Le scénario sur la table suppose que 38 M $ du budget global proviendraient de fonds privés, dont 25 M de la CMQR. Outre la part des municipalités, les 44 M$ manquants sont attendus des deux paliers de gouvernements, soit 18 M$ de Québec et 26 M$ d’Ottawa.

Bémol

Bien qu’il se dise ouvert au projet, le maire de Saint-Jean-sur-Richelieu, Alain Laplante, met un bémol. « Ce lien entre nos villes est important.
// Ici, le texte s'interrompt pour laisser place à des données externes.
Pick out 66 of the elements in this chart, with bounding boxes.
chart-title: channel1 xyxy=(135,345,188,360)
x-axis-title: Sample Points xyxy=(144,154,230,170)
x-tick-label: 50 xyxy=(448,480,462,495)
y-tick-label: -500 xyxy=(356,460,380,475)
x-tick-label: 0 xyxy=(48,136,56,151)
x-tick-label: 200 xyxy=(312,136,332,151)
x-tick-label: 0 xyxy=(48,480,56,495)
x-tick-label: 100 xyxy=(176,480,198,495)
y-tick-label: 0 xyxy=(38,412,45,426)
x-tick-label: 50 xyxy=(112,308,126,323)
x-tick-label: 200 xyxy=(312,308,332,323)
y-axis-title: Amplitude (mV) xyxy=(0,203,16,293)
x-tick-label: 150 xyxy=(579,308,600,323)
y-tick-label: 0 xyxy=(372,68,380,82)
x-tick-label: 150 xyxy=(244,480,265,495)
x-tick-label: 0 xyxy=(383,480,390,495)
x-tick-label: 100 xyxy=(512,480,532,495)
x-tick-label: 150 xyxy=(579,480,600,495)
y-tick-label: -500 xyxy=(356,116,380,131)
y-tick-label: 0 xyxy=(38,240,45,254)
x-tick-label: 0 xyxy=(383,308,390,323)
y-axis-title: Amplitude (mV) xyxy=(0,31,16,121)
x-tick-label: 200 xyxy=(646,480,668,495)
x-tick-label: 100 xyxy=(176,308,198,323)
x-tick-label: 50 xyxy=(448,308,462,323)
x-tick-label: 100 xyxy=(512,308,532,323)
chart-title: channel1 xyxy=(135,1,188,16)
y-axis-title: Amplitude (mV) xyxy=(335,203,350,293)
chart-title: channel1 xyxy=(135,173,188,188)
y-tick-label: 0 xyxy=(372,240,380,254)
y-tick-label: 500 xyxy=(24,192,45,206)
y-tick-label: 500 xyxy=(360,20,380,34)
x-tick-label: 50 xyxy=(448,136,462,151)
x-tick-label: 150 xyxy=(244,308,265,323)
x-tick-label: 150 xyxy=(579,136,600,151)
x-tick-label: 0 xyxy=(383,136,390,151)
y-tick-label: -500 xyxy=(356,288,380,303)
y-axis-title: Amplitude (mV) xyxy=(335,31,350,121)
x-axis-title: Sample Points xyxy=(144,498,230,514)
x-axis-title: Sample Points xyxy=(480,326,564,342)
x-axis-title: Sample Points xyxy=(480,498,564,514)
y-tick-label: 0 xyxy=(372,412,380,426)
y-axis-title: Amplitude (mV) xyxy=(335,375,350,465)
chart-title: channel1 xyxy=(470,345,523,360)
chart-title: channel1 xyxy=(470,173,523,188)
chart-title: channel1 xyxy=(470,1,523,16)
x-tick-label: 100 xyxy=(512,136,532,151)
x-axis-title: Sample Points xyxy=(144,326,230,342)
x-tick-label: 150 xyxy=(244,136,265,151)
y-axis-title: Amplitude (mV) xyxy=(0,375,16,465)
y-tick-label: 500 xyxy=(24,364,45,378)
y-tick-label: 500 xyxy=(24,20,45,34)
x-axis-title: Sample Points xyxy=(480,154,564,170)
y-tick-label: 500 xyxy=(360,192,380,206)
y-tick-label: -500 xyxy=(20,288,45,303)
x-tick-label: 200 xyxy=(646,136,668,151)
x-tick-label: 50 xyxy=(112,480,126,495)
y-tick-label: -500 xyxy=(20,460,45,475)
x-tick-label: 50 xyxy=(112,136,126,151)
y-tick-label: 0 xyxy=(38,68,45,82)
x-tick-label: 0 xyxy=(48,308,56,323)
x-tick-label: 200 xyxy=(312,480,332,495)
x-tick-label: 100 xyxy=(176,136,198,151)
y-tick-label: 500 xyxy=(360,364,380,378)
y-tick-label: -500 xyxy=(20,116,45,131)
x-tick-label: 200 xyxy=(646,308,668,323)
Maintenant, reste à vérifier le coût et les opportunités, a-t-il dit, mentionnant que la contribution demandée à la Ville avoisine 1,2 M$ sur 10 ans. À Saint-Jean, un des enjeux demeure la quiétude de notre population parce que la voie ferrée passe au coeur de notre municipalité. »

Échéancier

De son côté, François Rebello estime que tous les ingrédients sont réunis pour amener le projet à un autre niveau. « Pour avoir un train, ça prend un leadership politique très fort. Jusqu’à maintenant, il y avait une collaboration des élus. Mais aujourd’hui, on peut dire qu’ils se sont approprié le projet. »

Le promoteur concède toutefois que le volet du transport de marchandises devra être réévalué en profondeur, à la demande des municipalités, pour assurer le succès de l’initiative. « On a entendu les élus et on va revoir le projet au cours des prochaines semaines », a-t-il dit.

Rebello garde le cap avec l’échéancier. « Notre objectif est d’avoir bouclé le financement avant les élections fédérales. Sinon, on passera tout droit », a-t-il imagé. Selon lui, les travaux pourraient être amorcés sur le réseau ferroviaire dès 2019 afin de lancer des liaisons de train de passagers sur une partie du tronçon remis en état pour l’été 2020.